Conservation is a very scientific field; we work in a laboratory for a reason. We make sure to observe proper safety precautions, and our labs are equipped with fume hoods, MSDS sheets, emergency eyewash stations, and protective gloves and eyewear. With a setup as careful as this, you would expect every treatment to involve dangerous and hardcore chemicals – and many do. Sometimes, though, the only thing an object needs is a little spit.
Spit cleaning isn’t just for shoeshiners. Documentation of spit cleaning as an art conservation technique goes back as far as the 18th century, and today it is used worldwide by conservators in a variety of specialties. We would never go so far as to lick or spit on a painting, but the method we use is remarkably simple. We make our own disposable swabs using cotton and wooden skewers, lightly moisten them, and roll them on the object we’re working on to remove dirt. The trick is to stay hydrated – dry mouth and double dipping are probably the biggest dangers that we run into with this technique.
So why is spit an effective cleaning solution? Human saliva contains the enzyme amylase, which is meant to break down food but also works well for breaking down dirt and grime on an object. It’s also a free and accessible resource, and it’s mild enough that we don’t need ventilation or any other safety precautions when we work with it. Right now in the lab at the Buffalo Bill Center of the West, we’re working on a number of objects that will be spit cleaned as a part of their treatment. These include a painting by Henry Cross, a pair of gauntlets with Crow Indian beadwork, a leather and silver show saddle, and another leather saddle that used to belong to Buffalo Bill Cody. Despite the many virtues of spit cleaning, there will always be people outside of the conservation field who find it gross and disgusting.

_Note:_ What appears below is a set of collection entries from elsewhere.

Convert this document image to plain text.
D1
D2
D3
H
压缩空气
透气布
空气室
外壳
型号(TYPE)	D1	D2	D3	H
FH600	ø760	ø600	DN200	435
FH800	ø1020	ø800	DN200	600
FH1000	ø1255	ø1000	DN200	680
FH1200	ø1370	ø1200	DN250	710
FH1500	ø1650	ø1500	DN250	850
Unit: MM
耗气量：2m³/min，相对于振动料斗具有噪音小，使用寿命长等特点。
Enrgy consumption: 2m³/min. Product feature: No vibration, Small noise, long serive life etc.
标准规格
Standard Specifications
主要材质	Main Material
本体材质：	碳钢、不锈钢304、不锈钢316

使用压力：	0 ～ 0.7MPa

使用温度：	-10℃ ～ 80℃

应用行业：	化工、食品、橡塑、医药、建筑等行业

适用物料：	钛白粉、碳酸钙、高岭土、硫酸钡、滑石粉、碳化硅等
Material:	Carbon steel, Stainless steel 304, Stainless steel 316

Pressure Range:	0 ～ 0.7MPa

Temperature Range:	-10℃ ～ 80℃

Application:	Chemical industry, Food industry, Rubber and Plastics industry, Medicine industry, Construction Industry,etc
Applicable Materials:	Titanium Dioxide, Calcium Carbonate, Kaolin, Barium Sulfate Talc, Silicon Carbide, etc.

In treatment proposals, we sometimes refer to it as a “mild enzymatic solution” – no lies there, but it sounds a little bit more professional. Although it might seem simple, we wouldn’t generally recommend trying this method at home. You never know what kind of water-soluble materials might be lurking underneath the layers of grime on your object. If you want to have an artwork cleaned, it’s always best to consult a conservator first.